Nintendo patents Game Boy phone controller/case
Filing invites speculation of a new way for Mario maker to monetize its legacy games on smartphones
A patent application suggests Nintendo is considering new ways to monetize its catalog of classic Game Boy titles. As reported by Siliconera, a Nintendo US patent application filed in March of this year details what is essentially a smartphone case made to look like an original Game Boy handheld with a D-pad and buttons on the cover flap that would function with capacitive touchscreens.
The application was filed in the US in March of this year, but originally applied for in Japan in March of 2017. The patent's name is "cover," and the first purpose given in the patent summary is to be a novelty cover. However, the patent art unmistakably evokes the Game Boy, and the patent does describe a version of the idea where the cover has a hole cut into it so that users could see a game playing on their device's screen and control it using the buttons on the cover.

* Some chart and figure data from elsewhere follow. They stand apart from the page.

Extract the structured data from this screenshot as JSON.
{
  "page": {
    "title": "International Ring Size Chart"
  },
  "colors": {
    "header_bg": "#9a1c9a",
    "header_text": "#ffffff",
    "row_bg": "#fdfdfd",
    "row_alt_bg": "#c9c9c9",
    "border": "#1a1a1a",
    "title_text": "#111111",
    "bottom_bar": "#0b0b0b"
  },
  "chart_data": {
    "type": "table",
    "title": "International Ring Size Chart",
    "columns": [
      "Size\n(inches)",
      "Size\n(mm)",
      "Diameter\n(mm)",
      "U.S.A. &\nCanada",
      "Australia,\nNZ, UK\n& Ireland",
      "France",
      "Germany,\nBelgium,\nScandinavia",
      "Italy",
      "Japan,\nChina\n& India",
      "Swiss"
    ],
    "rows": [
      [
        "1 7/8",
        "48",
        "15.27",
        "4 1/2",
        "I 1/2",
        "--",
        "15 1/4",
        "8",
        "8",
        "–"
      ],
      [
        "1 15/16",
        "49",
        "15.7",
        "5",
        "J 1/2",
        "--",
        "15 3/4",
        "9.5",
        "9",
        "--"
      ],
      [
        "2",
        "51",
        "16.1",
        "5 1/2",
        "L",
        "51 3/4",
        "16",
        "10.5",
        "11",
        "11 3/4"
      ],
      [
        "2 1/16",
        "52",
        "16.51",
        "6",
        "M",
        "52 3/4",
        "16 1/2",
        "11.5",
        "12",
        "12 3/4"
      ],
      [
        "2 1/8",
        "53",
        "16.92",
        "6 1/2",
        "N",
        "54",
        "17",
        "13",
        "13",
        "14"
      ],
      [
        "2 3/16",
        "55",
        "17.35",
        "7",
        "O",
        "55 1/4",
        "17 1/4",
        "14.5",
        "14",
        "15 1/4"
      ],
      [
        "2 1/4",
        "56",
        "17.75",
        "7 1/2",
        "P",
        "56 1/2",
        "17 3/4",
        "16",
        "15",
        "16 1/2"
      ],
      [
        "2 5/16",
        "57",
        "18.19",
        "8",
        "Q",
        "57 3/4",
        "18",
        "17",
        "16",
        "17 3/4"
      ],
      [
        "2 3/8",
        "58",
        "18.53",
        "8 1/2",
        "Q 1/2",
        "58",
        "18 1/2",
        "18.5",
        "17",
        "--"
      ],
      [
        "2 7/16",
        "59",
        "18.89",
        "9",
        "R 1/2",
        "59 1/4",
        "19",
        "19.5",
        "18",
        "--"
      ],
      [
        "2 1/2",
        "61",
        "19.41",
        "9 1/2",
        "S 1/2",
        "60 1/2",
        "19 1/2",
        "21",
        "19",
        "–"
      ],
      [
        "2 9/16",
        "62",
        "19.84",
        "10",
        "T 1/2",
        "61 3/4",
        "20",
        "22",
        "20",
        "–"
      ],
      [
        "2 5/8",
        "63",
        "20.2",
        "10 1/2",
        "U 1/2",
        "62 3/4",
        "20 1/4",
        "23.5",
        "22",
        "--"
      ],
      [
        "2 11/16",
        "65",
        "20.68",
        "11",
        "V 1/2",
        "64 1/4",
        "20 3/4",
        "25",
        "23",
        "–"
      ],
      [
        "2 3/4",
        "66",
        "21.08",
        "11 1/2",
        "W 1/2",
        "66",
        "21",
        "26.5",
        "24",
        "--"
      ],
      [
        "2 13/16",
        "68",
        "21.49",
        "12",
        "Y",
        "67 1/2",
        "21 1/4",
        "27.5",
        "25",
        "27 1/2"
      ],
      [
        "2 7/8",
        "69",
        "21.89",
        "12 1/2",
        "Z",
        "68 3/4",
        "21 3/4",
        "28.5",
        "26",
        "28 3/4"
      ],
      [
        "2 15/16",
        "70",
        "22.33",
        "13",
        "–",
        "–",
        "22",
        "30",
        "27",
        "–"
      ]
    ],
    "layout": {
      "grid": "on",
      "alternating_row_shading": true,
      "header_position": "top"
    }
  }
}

If Nintendo were to roll out a way to play its catalog of Game Boy games on smart devices, it would represent another shift in the company's changing approach to monetizing its older titles. After offering vintage games as a la carte downloads through the Virtual Console service on the Wii, Wii U, and 3DS for years, the company's strategy more recently has been to sell them in microconsoles like the NES Classic and SNES Classic, or to offer them as incentives for subscribers to the Nintendo Switch online service.